You always hear about elderly, vulnerable people being taken advantage of – they are preyed upon by perpetrators who walk off with their savings. But what about two intelligent, college-educated, well-informed people who did years of research on an particular investment? How could they possibly become victims of a Ponzi scheme?
We lost $750,000. This is our story.
My husband had a close friend who was an agent for the investing company Diversified Lending Group, LLC (DLG). He told us about an investment that he and his family had been investing in for a couple of years. DLG had been in business for several years and had a good reputation. We looked over the prospectus which was many pages, and it gave the history and performance of the company. We didn’t dive right in, we followed the company and its returns for 1-2 years before investing in it. There were two types of investments – a 12% return which was uninsured and a 9% return which was “insured.” Later, it turned out that only about 10% of this investment was insured, but we didn’t know that at the time – it was presented to us as fully insured. The insured policies were through a very reputable, national company.
DLG’s Money Manager, , was well-known for his charitable work and contributions. He gave hundreds of thousands of dollars to charities. The Los Angeles Dodgers were so impressed by Friedman’s gifts to the team’s charity that they invited him to throw out a ceremonial pitch against the Boston Red Sox at the L.A. Memorial Coliseum in 2008. He was lauded by the special needs community, having helped fund the accessible and inclusive playground, Brandon’s Village, in Calabasas, California.
We invested our money little by little. We did it slowly and the returns came every quarter as they were supposed to. At the end of the year, for several years, if the investment group made a certain amount of profit, we would get a 2% bonus. After years of successful investing, we opened a few other accounts. In addition, we brought our relatives’ funds to the investment. For several years, it worked out fine, we made a good return and there were no problems.
Several months after the financial crisis of 2008, we and the other investors received a letter from Bruce Friedman. It stated that he was aware that information about him was recently made public: that some years earlier he was sent to prison for embezzlement. We filled out paperwork to withdraw our funds, but after repeated calls, we never heard anything about our request. In March 2009, the Securities and Exchange Commission (SEC) raided the offices of DLG and confiscated all the computers, files, etc. and froze all the assets of the company. Eventually, Bruce Friedman was charged with operating a Ponzi scheme. The company’s assets were turned over to a receivership and then began a five year-long process of liquidating the assets, gathering up whatever money there was to return to the victims.

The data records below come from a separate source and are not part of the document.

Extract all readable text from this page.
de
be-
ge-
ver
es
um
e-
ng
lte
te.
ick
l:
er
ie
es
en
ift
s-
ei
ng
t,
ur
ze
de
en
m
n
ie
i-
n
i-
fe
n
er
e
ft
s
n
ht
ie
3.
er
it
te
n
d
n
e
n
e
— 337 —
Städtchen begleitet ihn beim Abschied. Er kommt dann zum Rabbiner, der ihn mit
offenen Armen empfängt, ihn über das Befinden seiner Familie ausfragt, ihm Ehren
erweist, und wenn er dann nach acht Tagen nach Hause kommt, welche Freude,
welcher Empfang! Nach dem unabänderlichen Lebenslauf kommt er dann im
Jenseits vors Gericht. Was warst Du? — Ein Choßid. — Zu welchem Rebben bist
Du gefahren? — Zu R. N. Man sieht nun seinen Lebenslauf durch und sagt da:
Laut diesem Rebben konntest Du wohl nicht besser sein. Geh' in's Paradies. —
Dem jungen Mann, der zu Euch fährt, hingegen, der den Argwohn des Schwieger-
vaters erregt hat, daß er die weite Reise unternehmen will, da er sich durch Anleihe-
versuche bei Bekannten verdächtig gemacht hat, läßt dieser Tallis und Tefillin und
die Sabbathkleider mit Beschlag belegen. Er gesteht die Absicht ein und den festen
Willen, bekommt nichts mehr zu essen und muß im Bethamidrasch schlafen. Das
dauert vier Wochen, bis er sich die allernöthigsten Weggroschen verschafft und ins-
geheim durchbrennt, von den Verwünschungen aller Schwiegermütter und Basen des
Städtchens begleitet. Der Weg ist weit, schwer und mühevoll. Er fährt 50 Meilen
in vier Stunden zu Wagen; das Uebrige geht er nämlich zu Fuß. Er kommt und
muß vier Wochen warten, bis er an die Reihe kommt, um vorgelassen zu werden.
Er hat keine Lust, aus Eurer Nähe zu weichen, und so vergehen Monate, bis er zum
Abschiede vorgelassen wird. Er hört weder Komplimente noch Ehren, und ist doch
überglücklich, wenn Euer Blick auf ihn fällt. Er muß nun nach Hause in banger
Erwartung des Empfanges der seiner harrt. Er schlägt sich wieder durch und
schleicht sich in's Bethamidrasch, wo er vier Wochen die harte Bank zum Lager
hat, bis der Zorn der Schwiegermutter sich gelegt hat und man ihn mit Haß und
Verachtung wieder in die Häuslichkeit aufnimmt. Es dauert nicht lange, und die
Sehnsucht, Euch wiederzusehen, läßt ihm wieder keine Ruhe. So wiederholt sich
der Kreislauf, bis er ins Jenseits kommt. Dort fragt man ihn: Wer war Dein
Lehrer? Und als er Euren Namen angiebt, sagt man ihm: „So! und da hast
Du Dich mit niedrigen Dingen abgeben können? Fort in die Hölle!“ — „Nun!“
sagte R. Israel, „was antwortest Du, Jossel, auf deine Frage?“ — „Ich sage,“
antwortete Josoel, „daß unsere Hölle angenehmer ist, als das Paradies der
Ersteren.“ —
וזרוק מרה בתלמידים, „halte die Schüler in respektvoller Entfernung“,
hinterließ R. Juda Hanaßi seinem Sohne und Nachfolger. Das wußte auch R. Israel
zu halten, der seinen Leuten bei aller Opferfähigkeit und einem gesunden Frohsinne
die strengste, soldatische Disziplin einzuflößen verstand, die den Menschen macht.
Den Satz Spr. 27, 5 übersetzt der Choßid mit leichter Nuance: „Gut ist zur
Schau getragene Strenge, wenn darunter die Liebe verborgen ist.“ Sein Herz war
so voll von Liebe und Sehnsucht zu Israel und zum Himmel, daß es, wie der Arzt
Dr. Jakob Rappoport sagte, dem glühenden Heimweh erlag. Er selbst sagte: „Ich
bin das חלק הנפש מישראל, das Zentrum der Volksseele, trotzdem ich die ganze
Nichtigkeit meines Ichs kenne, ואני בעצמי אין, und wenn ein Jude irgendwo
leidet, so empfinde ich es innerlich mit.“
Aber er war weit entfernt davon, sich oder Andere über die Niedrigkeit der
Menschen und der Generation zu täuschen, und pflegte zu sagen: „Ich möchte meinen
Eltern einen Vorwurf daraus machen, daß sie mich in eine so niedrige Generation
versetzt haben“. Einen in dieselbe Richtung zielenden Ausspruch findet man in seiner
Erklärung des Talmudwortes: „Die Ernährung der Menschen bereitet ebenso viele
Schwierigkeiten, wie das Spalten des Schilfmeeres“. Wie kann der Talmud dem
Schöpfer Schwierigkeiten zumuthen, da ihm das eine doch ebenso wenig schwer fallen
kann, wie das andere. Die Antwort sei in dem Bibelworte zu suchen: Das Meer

As of December 2014, 9% of investors’ money has been returned and approximately 1% will be in the final distribution shortly. In our case, we lost over $750,000.
We were able to recoup some of this through taxes; there is law for federal taxes that allows you to go back five years and readjust your taxes for the loss. In our case, we received a refund check from the government for approximately $200,000. Between that and the 10% return, we still lost more than half the investment.
As for Bruce Friedman, he was eventually charged and facing trial when he left the country to Belize, then fled to France where he was captured and put into a French prison. He was there for close to a year, awaiting extradition to the U.S. when he at the age of 60. He had a 10 million dollar life insurance policy which the courts ruled should go to the victims of his Ponzi scheme, not his family. (This was part of the 10% that was returned to the investors.)
Most of the victims of his 200+ million real estate investment fraud scheme were older, retired individuals who lost most of their savings and were too old to go back to work. Many lost their houses or went bankrupt. And just like with Bernie Madoff, a lot of intelligent and even famous people got suckered in. Most of the victims were older, retired individuals who lost their savings and were too old to go back to work.
The bottom line: If it sounds too good to be true, it may be. If someone offers you an investment with a guaranteed return, ask how the return is guaranteed. Make sure you have a detailed understanding of how the investment works. Before you invest in anything, do a background check on the head of the company and the people involved. Check with the Better Business Bureau and see if there have been complaints about the company. Dig deep. Or stick with safer investments, like an IRA or a 401(k).
As for us…
We have not recovered financially from this devastating loss. We struggle, financially, which has been an incredible strain on our family. Children are sensitive and perceptive and pick up on our sadness and stress. Losing our house is not out of the question. But right now, it’s one day at a time.